A parallel plate capacitor of `300 muF` is charged to `200 V`. If the distance between its plate is halved, what will be the potential difference between the plates and what will be the change in stored energy ?

To solve the problem step by step, we will follow these steps: ### Step 1: Calculate the initial charge on the capacitor The formula for charge \( Q \) on a capacitor is given by: \[ Q = C \cdot V \] where: - \( C = 300 \, \mu F = 300 \times 10^{-6} \, F \) - \( V = 200 \, V \) Substituting the values: \[ Q = 300 \times 10^{-6} \, F \times 200 \, V = 6 \times 10^{-2} \, C \] ### Step 2: Determine the new capacitance after halving the distance The capacitance \( C \) of a parallel plate capacitor is given by: \[ C = \frac{\varepsilon_0 A}{d} \] When the distance \( d \) between the plates is halved, the new capacitance \( C' \) becomes: \[ C' = \frac{\varepsilon_0 A}{d/2} = 2 \cdot \frac{\varepsilon_0 A}{d} = 2C \] Thus, \[ C' = 2 \times 300 \, \mu F = 600 \, \mu F \] ### Step 3: Calculate the new potential difference The charge \( Q \) remains the same when the distance is halved.
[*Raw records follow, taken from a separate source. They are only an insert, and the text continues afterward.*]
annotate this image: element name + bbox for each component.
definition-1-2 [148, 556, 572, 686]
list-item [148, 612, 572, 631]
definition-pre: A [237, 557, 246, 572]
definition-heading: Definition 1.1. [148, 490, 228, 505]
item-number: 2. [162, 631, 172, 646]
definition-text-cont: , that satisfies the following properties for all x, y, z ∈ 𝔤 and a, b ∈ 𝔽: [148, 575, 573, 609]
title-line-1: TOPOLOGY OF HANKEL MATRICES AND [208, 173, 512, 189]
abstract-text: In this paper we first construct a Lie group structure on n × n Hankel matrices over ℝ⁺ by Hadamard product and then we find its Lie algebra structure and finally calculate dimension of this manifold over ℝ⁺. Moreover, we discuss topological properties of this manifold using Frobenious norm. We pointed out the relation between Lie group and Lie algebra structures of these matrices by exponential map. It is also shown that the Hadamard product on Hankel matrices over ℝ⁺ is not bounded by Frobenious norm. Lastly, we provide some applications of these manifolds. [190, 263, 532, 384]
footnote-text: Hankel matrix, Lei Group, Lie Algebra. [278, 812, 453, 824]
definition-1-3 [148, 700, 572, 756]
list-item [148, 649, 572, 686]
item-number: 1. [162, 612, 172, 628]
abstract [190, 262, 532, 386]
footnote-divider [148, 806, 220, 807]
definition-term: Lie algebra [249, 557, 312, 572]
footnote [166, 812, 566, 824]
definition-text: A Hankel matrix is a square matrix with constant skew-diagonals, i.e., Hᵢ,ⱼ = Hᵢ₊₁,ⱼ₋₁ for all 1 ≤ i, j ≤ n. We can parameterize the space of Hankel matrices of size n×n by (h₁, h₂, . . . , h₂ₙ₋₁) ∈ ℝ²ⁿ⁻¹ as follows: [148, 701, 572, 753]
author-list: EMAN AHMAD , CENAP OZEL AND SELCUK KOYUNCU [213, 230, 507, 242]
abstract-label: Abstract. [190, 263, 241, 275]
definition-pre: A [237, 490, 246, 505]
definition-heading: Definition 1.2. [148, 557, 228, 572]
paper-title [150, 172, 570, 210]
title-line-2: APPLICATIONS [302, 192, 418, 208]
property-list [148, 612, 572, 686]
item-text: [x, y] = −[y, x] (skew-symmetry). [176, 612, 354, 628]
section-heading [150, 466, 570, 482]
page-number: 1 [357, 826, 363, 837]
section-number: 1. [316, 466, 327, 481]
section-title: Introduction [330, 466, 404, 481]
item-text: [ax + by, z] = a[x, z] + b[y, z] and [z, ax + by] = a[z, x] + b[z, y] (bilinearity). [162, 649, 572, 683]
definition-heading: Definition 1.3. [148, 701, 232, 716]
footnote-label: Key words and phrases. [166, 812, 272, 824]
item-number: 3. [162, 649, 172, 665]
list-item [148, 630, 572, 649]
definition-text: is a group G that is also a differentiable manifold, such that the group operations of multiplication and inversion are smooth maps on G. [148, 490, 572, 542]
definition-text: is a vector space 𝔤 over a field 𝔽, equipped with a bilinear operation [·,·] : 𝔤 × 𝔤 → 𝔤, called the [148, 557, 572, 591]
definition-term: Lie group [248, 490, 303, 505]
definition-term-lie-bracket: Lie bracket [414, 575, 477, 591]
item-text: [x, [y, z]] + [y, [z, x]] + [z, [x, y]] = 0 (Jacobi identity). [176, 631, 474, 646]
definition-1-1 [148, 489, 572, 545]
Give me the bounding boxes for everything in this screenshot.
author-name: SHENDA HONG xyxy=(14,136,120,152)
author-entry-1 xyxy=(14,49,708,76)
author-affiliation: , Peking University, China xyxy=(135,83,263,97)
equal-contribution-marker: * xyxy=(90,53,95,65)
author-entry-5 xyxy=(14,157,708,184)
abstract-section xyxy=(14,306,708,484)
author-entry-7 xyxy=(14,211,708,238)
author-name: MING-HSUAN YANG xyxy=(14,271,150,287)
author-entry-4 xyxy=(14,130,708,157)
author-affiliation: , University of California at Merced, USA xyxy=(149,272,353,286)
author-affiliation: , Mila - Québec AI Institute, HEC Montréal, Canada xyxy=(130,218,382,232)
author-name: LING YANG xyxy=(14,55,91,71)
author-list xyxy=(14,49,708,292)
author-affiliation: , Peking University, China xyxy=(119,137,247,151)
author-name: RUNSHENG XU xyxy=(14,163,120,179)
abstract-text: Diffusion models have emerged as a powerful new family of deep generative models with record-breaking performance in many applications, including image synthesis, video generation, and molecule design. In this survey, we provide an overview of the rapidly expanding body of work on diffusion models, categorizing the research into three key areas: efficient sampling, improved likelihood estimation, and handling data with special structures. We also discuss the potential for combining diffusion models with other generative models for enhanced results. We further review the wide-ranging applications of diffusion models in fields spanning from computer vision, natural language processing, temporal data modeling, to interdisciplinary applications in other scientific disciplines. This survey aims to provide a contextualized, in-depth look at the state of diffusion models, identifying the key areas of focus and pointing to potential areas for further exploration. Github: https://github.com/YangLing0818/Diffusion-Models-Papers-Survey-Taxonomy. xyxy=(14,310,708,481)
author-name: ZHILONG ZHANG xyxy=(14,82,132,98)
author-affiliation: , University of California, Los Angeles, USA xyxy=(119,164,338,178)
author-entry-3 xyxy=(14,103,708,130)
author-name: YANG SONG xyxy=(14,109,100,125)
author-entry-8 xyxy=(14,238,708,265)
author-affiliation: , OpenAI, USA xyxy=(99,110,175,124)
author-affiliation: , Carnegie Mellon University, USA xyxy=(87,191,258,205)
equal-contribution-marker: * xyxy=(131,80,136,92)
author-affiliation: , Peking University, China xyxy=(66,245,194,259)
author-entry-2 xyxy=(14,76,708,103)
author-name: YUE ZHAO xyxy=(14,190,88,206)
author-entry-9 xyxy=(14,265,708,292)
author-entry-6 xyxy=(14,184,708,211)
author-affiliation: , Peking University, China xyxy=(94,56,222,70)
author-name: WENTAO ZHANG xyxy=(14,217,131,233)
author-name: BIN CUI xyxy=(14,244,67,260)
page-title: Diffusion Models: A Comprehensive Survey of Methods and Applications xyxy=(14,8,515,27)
The new potential difference \( V' \) can be calculated using: \[ V' = \frac{Q}{C'} \] Substituting the values: \[ V' = \frac{6 \times 10^{-2} \, C}{600 \times 10^{-6} \, F} = \frac{6 \times 10^{-2}}{600 \times 10^{-6}} = 100 \, V \] ### Step 4: Calculate the initial energy stored in the capacitor The energy \( U \) stored in a capacitor is given by: \[ U = \frac{1}{2} C V^2 \] Calculating the initial energy \( U_1 \): \[ U_1 = \frac{1}{2} \times 300 \times 10^{-6} \, F \times (200 \, V)^2 \] \[ U_1 = \frac{1}{2} \times 300 \times 10^{-6} \times 40000 = 6 \, J \] ### Step 5: Calculate the new energy stored in the capacitor Now, calculate the new energy \( U_2 \) with the new capacitance and potential difference: \[ U_2 = \frac{1}{2} C' (V')^2 \] Substituting the values: \[ U_2 = \frac{1}{2} \times 600 \times 10^{-6} \, F \times (100 \, V)^2 \] \[ U_2 = \frac{1}{2} \times 600 \times 10^{-6} \times 10000 = 3 \, J \] ### Step 6: Calculate the change in stored energy The change in stored energy \( \Delta U \) is given by: \[ \Delta U = U_1 - U_2 \] Substituting the values: \[ \Delta U = 6 \, J - 3 \, J = 3 \, J \] ### Final Results - The new potential difference between the plates is \( 100 \, V \). - The change in stored energy is \( 3 \, J \).